Unison calls for care sector to adopt an NHS-style system to prevent future deaths
The care sector should adopt a similar system to the NHS to prevent more deaths, Unison said, as it published a new strategy.
The UK’s largest trade union said the care system needed a complete overhaul, stating the pandemic exposed the “structural, financial and operational weaknesses” in the care system after thousands of vulnerable people died in care homes.
In its Care After Covid: A Vision for Social Care strategy document – published on Wednesday, the union set out a number of recommendations for the care system to be better prepared for a future health emergency.
Some of the recommendations include staff undergoing a minimum level of training and for care workers to be added to the Government’s shortage occupation list, which will form part of the points-based immigration system set to come into force in January 2021.
The union also suggested local authorities should only source care from providers “that pay their taxes, recognise unions, provide staff with standard work contracts and pay at least the real living wage”.
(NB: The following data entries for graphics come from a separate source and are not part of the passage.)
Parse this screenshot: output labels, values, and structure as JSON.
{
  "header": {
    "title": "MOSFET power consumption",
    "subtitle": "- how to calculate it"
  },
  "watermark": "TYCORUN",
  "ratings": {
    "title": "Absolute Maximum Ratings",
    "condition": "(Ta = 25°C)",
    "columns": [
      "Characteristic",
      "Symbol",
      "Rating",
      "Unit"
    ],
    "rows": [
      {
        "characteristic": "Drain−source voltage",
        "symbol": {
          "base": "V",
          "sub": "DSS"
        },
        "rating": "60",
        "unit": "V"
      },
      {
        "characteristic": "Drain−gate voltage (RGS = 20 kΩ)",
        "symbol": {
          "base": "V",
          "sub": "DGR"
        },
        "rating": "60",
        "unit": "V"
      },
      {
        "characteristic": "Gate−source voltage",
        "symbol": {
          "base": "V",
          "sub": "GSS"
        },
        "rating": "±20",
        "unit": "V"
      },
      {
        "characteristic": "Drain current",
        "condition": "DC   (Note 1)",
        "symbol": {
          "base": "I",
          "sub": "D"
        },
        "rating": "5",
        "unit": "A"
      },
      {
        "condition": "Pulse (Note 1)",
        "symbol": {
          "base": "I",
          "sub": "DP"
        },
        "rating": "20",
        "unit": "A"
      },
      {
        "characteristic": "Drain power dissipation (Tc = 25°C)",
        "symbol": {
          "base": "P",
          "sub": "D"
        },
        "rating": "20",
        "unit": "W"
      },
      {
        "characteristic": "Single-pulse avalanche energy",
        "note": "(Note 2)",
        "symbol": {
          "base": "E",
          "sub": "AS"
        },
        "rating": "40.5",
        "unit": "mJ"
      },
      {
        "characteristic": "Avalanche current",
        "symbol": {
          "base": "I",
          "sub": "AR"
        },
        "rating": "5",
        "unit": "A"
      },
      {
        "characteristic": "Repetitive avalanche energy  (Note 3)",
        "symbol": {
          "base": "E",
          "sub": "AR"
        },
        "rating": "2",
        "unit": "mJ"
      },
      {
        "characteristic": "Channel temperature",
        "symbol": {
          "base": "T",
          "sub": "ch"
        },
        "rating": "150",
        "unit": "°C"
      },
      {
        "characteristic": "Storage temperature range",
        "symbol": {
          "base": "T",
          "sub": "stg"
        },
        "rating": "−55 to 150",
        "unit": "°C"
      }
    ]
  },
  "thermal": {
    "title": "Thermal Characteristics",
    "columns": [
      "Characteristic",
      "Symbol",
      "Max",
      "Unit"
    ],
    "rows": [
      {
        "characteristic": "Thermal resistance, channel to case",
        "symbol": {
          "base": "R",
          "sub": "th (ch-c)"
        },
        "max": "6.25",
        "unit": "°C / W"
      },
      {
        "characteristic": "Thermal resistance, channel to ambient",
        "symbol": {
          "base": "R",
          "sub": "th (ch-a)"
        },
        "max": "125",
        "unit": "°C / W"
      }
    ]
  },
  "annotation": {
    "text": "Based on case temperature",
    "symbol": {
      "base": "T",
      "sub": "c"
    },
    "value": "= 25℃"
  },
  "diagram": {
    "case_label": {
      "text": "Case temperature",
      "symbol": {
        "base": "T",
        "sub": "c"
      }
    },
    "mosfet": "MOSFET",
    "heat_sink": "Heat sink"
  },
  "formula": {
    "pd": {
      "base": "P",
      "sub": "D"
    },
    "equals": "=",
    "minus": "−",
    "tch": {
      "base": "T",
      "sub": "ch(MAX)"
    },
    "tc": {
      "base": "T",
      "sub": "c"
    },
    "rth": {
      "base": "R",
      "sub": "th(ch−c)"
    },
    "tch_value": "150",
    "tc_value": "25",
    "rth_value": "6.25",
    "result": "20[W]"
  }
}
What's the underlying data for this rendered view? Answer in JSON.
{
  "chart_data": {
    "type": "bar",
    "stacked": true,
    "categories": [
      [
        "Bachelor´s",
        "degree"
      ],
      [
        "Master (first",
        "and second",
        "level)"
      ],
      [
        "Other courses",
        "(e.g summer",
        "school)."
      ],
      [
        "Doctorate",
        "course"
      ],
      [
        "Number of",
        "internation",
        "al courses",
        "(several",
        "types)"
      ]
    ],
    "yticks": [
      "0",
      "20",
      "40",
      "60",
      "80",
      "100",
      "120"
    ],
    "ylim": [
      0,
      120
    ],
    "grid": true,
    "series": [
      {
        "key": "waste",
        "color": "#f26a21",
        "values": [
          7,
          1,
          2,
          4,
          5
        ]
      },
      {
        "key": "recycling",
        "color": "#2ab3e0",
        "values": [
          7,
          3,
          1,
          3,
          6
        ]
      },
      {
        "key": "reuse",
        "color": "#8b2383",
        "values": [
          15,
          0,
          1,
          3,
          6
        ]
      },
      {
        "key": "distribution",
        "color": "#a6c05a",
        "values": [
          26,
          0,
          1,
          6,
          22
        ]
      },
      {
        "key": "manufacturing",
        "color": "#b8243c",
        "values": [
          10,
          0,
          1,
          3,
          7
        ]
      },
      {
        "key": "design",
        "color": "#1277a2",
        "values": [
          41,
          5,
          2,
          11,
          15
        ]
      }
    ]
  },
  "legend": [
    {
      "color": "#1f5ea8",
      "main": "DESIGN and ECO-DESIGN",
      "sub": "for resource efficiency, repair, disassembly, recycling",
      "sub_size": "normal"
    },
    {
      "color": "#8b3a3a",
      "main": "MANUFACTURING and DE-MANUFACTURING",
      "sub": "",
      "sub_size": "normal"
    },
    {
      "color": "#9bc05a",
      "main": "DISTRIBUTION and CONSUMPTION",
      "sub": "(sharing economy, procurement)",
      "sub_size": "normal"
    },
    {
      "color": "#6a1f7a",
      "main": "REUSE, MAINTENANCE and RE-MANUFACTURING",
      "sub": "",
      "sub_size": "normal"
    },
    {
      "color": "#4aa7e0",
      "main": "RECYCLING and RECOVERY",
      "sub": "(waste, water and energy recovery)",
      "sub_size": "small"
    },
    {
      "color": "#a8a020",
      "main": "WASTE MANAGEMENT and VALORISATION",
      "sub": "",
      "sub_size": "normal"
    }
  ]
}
Unison warned many care workers are currently on zero-hours contracts, with little job security and without paid holidays or sick pay.
It said there should be a move away from “the complex commissioning model” to a national care system based on the NHS, where care is free at the point of need.
Unison assistant general secretary Christina McAnea (pictured) said: “Underpaid, undervalued and undermined staff are at breaking point. The Covid-19 crisis has further exposed just how desperately the care sector needs reform.
“The NHS must be its inspiration. Any reform must build on the few positives to come from the pandemic – that care staff are highly skilled people, providing quality care, despite the many challenges they face.”
It comes after health officials were accused of a “reckless” and “negligent” approach to care homes during the coronavirus crisis.
A National Audit Office (NAO) report found that 25,000 people were discharged from hospitals to care homes at the height of the pandemic without all being tested for Covid-19, between March 17 and April 15.
Figures from the Office for National Statistics, published on Tuesday, show there were 14,404 coronavirus-related deaths recorded in care homes in England and Wales.
“Never again should there be vulnerable people dying in their thousands in care homes”, Ms McAnea said.
“The Government must introduce fundamental reform to create a system fit for the future.”